Не то что повзрослев — начавши стареть, хоть я по себе этого — спаси, Господи! — ни разу ещё не ощутил, разве что в госпитале, куда строго-настрого запретил приходить жене, после гибели Мити не переносившей вида больницы, услышал вдруг о себе жалостное: « бесхозный дедушка» — так вот, начавши по причине продолжительности времени кое-что понимать, теперь я уверен, что Дмитрий Николаевич потому и был так сокровенен в декламации Пушкина, что перед этим в него вдумался: словно в тайну проник. Начиная в одиночестве сперва негромко читать что-либо «пушкинское» где-нибудь в осеннем саду, когда из села, из Кобякова, съехали дачники с детьми, стало тихо, я вдруг ловлю в своем голосе интонации Журавлева… но, может, так и должно быть? Как уникален Пушкин, так уникальна однажды постигнувшая хоть что-то от его тайны интонация… какие могут быть разночтения?

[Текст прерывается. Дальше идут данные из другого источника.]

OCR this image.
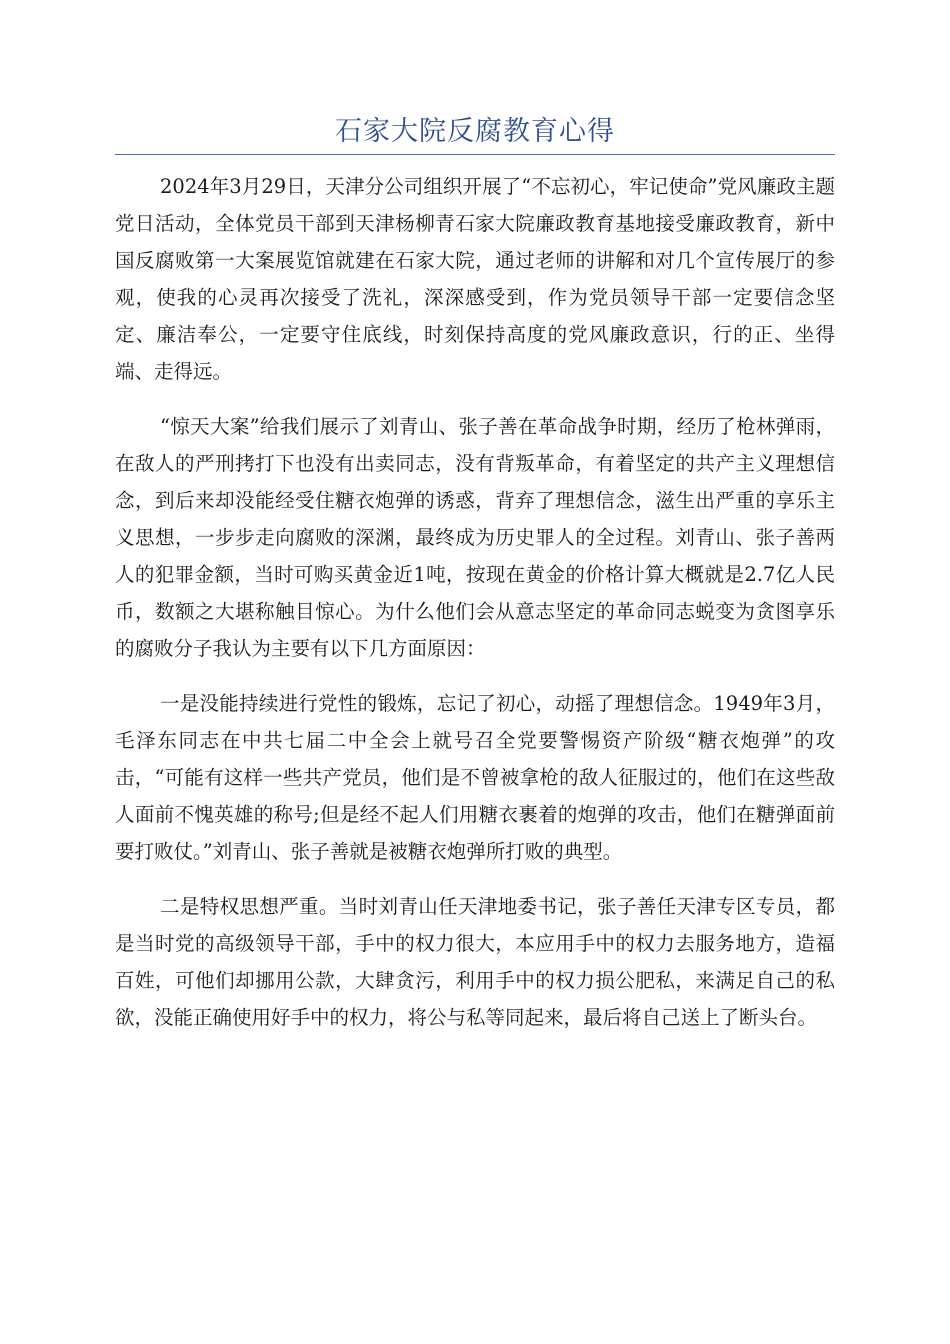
石家大院反腐教育心得

2024年3月29日，天津分公司组织开展了“不忘初心，牢记使命”党风廉政主题党日活动，全体党员干部到天津杨柳青石家大院廉政教育基地接受廉政教育，新中国反腐败第一大案展览馆就建在石家大院，通过老师的讲解和对几个宣传展厅的参观，使我的心灵再次接受了洗礼，深深感受到，作为党员领导干部一定要信念坚定、廉洁奉公，一定要守住底线，时刻保持高度的党风廉政意识，行的正、坐得端、走得远。

“惊天大案”给我们展示了刘青山、张子善在革命战争时期，经历了枪林弹雨，在敌人的严刑拷打下也没有出卖同志，没有背叛革命，有着坚定的共产主义理想信念，到后来却没能经受住糖衣炮弹的诱惑，背弃了理想信念，滋生出严重的享乐主义思想，一步步走向腐败的深渊，最终成为历史罪人的全过程。刘青山、张子善两人的犯罪金额，当时可购买黄金近1吨，按现在黄金的价格计算大概就是2.7亿人民币，数额之大堪称触目惊心。为什么他们会从意志坚定的革命同志蜕变为贪图享乐的腐败分子我认为主要有以下几方面原因：

一是没能持续进行党性的锻炼，忘记了初心，动摇了理想信念。1949年3月，毛泽东同志在中共七届二中全会上就号召全党要警惕资产阶级“糖衣炮弹”的攻击，“可能有这样一些共产党员，他们是不曾被拿枪的敌人征服过的，他们在这些敌人面前不愧英雄的称号;但是经不起人们用糖衣裹着的炮弹的攻击，他们在糖弹面前要打败仗。”刘青山、张子善就是被糖衣炮弹所打败的典型。

二是特权思想严重。当时刘青山任天津地委书记，张子善任天津专区专员，都是当时党的高级领导干部，手中的权力很大，本应用手中的权力去服务地方，造福百姓，可他们却挪用公款，大肆贪污，利用手中的权力损公肥私，来满足自己的私欲，没能正确使用好手中的权力，将公与私等同起来，最后将自己送上了断头台。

Придется снова поминать, будем живы, и Александра Сергеевича, и тех, кто шел в моем списочке вслед за ним, непременно внесу в него Дмитрия Николаевича, светлая ему память… Может, и правда, нужен всё-таки этот церковный приход, о котором ещё недавно так заботился отец Ярослав — Слава Шипов? Может, сумеем мы всё-таки, народные-то заступники, преодолеть «рознь мира сего» — перед возможностью жизни вечной, как и пред адским пламенем мы все равны.
…А тогда мы с сыном Георгием приехали в монастырь, проводил меня в Рождество-Богородицкую — как в родной моей станице, спаси, Господи! — церковь, нашел уже ожидавшего отца Андроника, сказал торопливо:
— Извини, бать, дела: приеду за тобой через час или полтора…
Панихиду отец Андроник проводил в притворе, в левой части, перед кануном, где дотлевали всего три-четыре поминальные свечи: день был будний. Зажег несколько своих, батюшка начал, и тут же вокруг стали собираться добрые люди.
— По ком панихида? — тихонько спросил меня высокий и симпатичный молодой человек с косичкой, перехваченной ленточкой на затылке, как узнал потом, — путешествующий по святым местам батюшка из сибирской глубинки.